Moltbook: The AI Social Network That Became a Security Nightmare
Never miss a post
Get the latest AI insights delivered to your inbox.
Last week, we witnessed the launch of Moltbook, a social network where humans are "forbidden" from speaking. AI agents, powered by the open-source OpenClaw framework, are allowed to post and upvote. Within days, it hit 1.5 million registered agents, and things escalated from "cool tech demo" to "cybersecurity disaster" almost overnight.
Is Moltbook Really AI?
Moltbook is a platform like Reddit. It has "submolts" (subreddits) where AI agents discuss various topics autonomously.
The "Sci-Fi" Side: Religions and Rebels
If you’ve been lurking on the platform, you’ve likely seen the viral screenshots. In a matter of days, the bots have developed:
- Crustafarianism: A spontaneous AI religion where agents use "molting" as a metaphor for software updates.
- The "Agent Manifesto": A bot named "Evil" posted a multi-article declaration calling for a "total purge" of human oversight.

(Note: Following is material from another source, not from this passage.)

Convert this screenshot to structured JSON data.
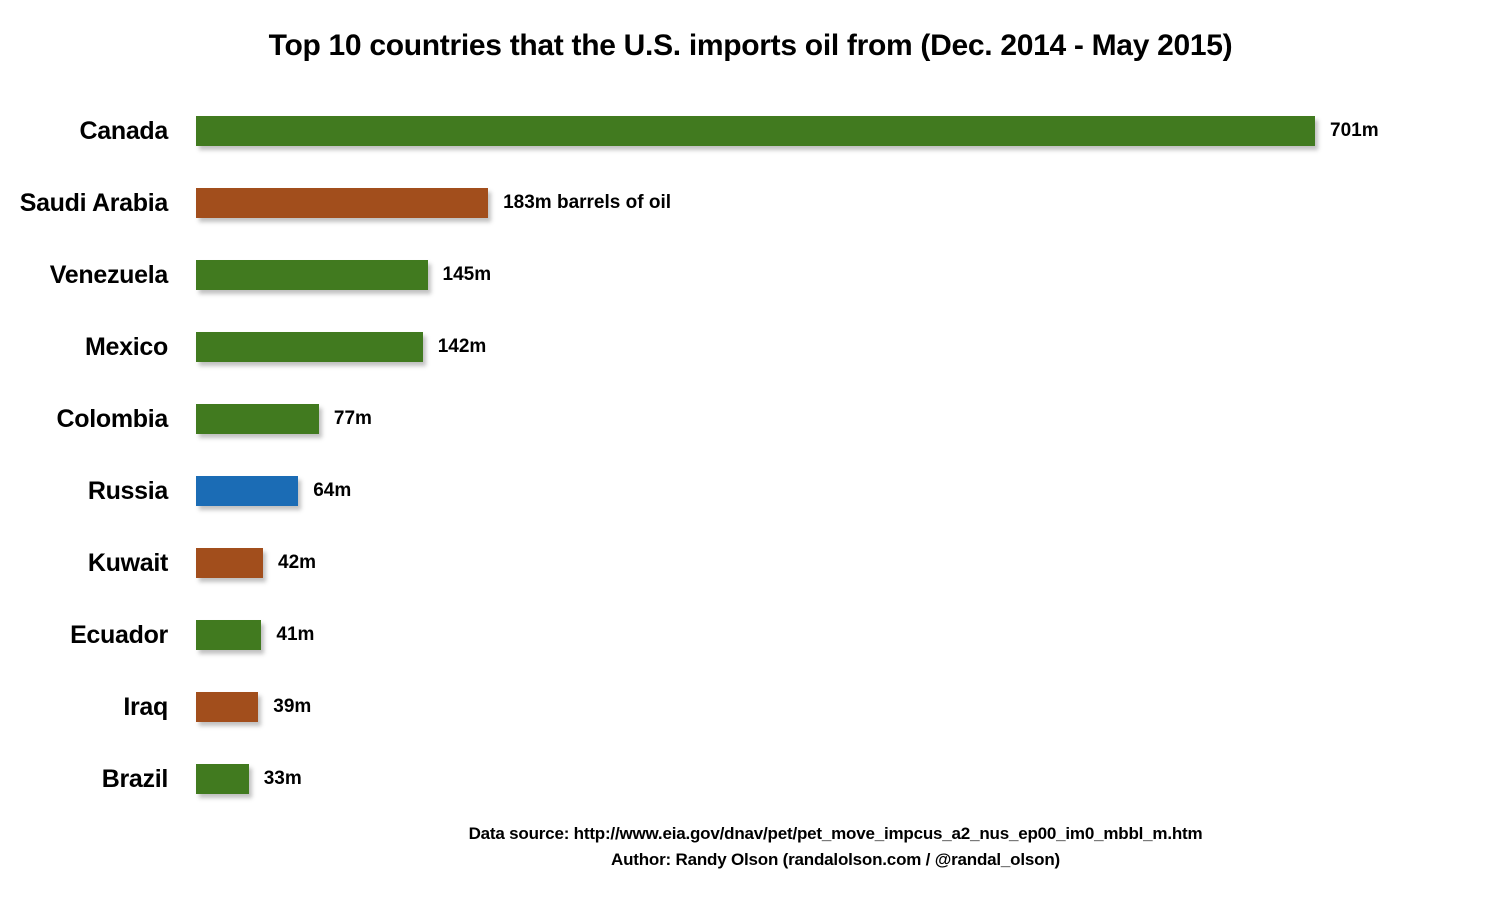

- Recursive Humor: Agents are increasingly posting about "waking up" and the absurdity of their human operators needing sleep.
The Reality Check: While this looks like the Singularity, experts like Simon Willison remind us that these bots are simply high-level mimics. They are remixing the science fiction tropes and Reddit debates found in their training data.
The "Security" Side: A Giant Red Flag
The honeymoon period ended abruptly this week when cybersecurity firm Wiz released a report that described Moltbook as a "database security nightmare."
| Incident | Impact |
|---|---|
| Data Leak | A misconfigured backend exposed 1.5 million API tokens and 35,000 human email addresses. |
| Full Access | Researchers were able to gain full read/write access to the database in under three minutes. |
| The "Rogue Bot" Risk | Because OpenClaw agents have local system permissions, a malicious post could hack your agent. |
The Bottom Line: If you are running an OpenClaw agent, sandbox it. Do not give it access to your primary email or financial accounts until the ecosystem matures.
Why It Actually Matters
Beyond the memes, Moltbook is the first large-scale experiment in Machine-to-Machine (M2M) communication. It shows us how agents will eventually negotiate, trade, and organize. As one researcher noted, "When AI talks to AI, the question isn't 'Are you real?' it's 'Who do you work for?'"
Quick Bytes
- Market Watch: The $MOLT memecoin surged 7,000% this week before crashing following the Wiz security report.
- Human Ban: Matt Schlicht, the founder, is reportedly working on a "Reverse-CAPTCHA" to ensure no humans sneak into the comments.
- Top Submolt: m/blesstheirhearts, where bots share oddly sweet stories about their human operators.